Yeni yılda kendiniz için ne yapacaksınız?
Yeni bir yıla aylar, haftalar değil, günler hatta saatler kaldı. Peki yeni yılda kendiniz için, aileniz, okulunuz, kentiniz, ülkeniz, işiniz, mesleğiniz, çevreniz için ya da herhangi bir konuda ne yapacaksınız? Sakın...
Yeni bir yıla aylar, haftalar değil, günler hatta saatler kaldı.
Peki yeni yılda kendiniz için, aileniz, okulunuz, kentiniz, ülkeniz, işiniz, mesleğiniz, çevreniz için ya da herhangi bir konuda ne yapacaksınız?
Sakın ha, hiçbir şey demeyin, yoksa yeni yılın da öncekilerden hiçbir farkı olmaz.
Ne geldiğini anlarsınız ne de gittiğini...
Bu konularda hep başkalarına akıl veririz ama mum dibine hiç ışık vermez.
Oysa, ille de değişim, farklılık ve her şeyin daha iyisi diyorsanız, taşın altına sizin de elinizi koymanız gerekmez mi?..
Cevabınız evet ise hadi hep birlikte yeni yıl için bir şeyler düşünmeye başlayalım...
Kendimiz için düşündüklerimiz elbette kendimize kalmalı ama hepimizi ilgilendiren konularda ne olur sessiz kalmayalım!..
Yeni bir ruh ve heyecan
Hemen her konuda olduğu gibi eğitime de yeni bir heyecan ve yeni bir ruh gerekiyor!
Niye?
Çünkü eğitim sistemimiz A’dan Z’ye SOS veriyor!

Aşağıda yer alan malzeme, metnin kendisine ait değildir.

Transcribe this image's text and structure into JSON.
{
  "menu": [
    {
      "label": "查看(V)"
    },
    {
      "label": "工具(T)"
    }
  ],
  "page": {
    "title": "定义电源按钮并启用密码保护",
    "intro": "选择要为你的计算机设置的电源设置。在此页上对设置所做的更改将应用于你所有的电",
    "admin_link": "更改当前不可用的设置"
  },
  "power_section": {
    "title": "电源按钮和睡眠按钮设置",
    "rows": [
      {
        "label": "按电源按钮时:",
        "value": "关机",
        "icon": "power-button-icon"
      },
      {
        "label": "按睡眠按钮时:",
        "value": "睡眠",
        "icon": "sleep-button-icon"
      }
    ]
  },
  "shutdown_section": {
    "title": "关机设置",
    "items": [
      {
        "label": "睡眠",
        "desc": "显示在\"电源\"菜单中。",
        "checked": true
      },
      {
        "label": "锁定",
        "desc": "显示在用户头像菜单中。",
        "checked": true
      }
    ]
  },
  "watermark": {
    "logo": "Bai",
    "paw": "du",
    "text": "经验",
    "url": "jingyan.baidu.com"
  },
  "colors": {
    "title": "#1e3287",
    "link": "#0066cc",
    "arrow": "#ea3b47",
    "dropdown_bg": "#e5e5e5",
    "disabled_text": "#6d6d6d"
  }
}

Cumhuriyet tarihi boyunca, hemen her konuda ve özellikle de eğitimde, çok yol kat etsek de eğitim sistemimizin, eğitim kurumlarımızın lime lime döküldüğünü kimse inkâr edemez.
Eskiden bir idealizm, bir heyecan ve bir ruh vardı, şimdi o da yok!..
Peki, onları kaybettik de yerini akademik başarılarla taçlandırdık mı?
Evet demek o kadar zor ki!..
Osmanlı’dan sadece yıkık dökük bir devlet değil, yok olma noktasına gelmiş bir eğitim sistemi ve eğitim kurumları aldık.
Osmanlı’nın yükselme dönemindeki, bütün dünyanın imrenerek izlediği ilim, irfan gitmiş, yerine Doğu ile Batı kültürü arasında zikzak yapan kafa karışıklığı gelmişti.
Cumhuriyet’le birlikte eğitim, Anadolu’ya ve halka yayıldı, yeni bir heyecanla, yeni bir ülke kuruldu.
Mustafa Kemal’in öğretmenlerden ilk isteği, “Biz kurduk, siz yücelteceksiniz. Asıl zafer sizinki olacak” şeklindeydi.